Re: Incorrect number of rows inserted into partitioned table

From: Tom Lane <tgl(at)sss(dot)pgh(dot)pa(dot)us>
To: Роман Осипов <osipovromanvladimirovich(at)gmail(dot)com>
Cc: pgsql-bugs(at)lists(dot)postgresql(dot)org
Subject: Re: Incorrect number of rows inserted into partitioned table
Date: 2023-04-10 22:04:39
Message-ID: 23169.1681164279@sss.pgh.pa.us
Views: Raw Message | Whole Thread | Download mbox | Resend email
Thread:
Lists: pgsql-bugs

=?UTF-8?B?0KDQvtC80LDQvSDQntGB0LjQv9C+0LI=?= <osipovromanvladimirovich(at)gmail(dot)com> writes:
> There is an insertion not of the amount specified in *limit*,, but a little
> more or less than it.

I think you're getting burnt by the fact that a rule is a macro,
combined with the fact that your query is underspecified:

insert into book_inherit_test select * from book_test limit 1000000;

This doesn't constrain *which* 1000000 rows of book_test get inserted.
If we EXPLAIN it we get:

=# explain insert into book_inherit_test select * from book_test limit 1000000;
QUERY PLAN
------------------------------------------------------------------------------------------------------
Insert on book_inherit_test (cost=0.00..32353.00 rows=0 width=0)
-> Subquery Scan on "*SELECT*" (cost=0.00..32353.00 rows=617176 width=31)
Filter: ((("*SELECT*".releaseyear >= 1900) AND ("*SELECT*".releaseyear < 1951)) IS NOT TRUE)
-> Limit (cost=0.00..17353.00 rows=1000000 width=31)
-> Seq Scan on book_test (cost=0.00..34706.00 rows=2000000 width=31)

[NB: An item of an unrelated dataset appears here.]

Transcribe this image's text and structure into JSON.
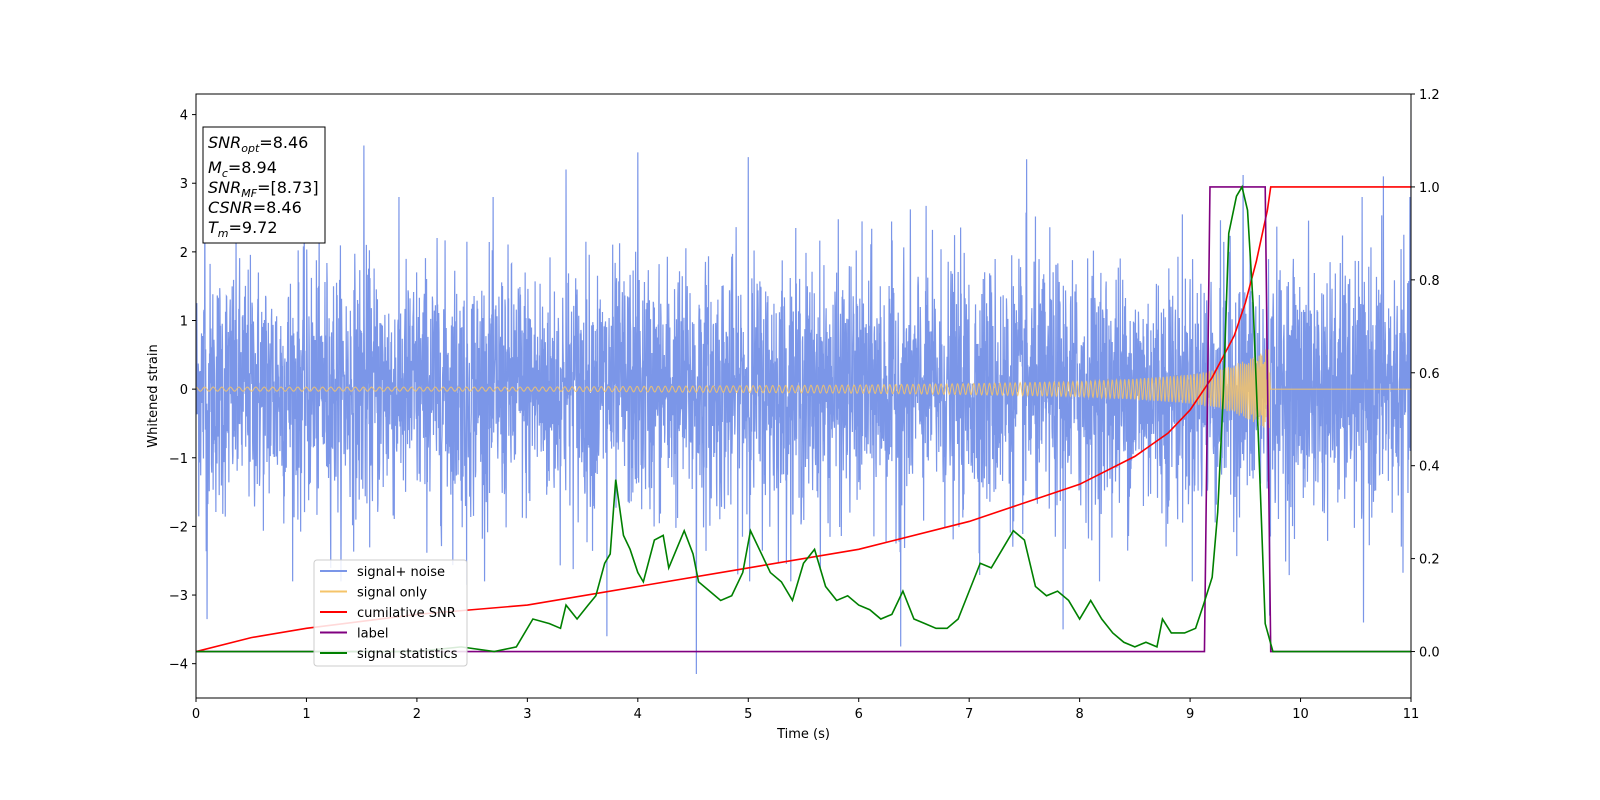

Insert on book_inherit_test_before_1950 (cost=0.00..32353.00 rows=0 width=0)
-> Subquery Scan on "*SELECT*" (cost=0.00..32353.00 rows=382824 width=31)
Filter: (("*SELECT*".releaseyear >= 1900) AND ("*SELECT*".releaseyear < 1951))
-> Limit (cost=0.00..17353.00 rows=1000000 width=31)
-> Seq Scan on book_test (cost=0.00..34706.00 rows=2000000 width=31)
(11 rows)

from which we can see that the insertions into book_inherit_test and
those into book_inherit_test_before_1950 are driven off completely
separate scans of book_test. And that table is big enough that
the synchronize_seqscans feature kicks in, meaning that indeed this
will scan two different million-row subsets of book_test, producing
results fundamentally unlike what you expected.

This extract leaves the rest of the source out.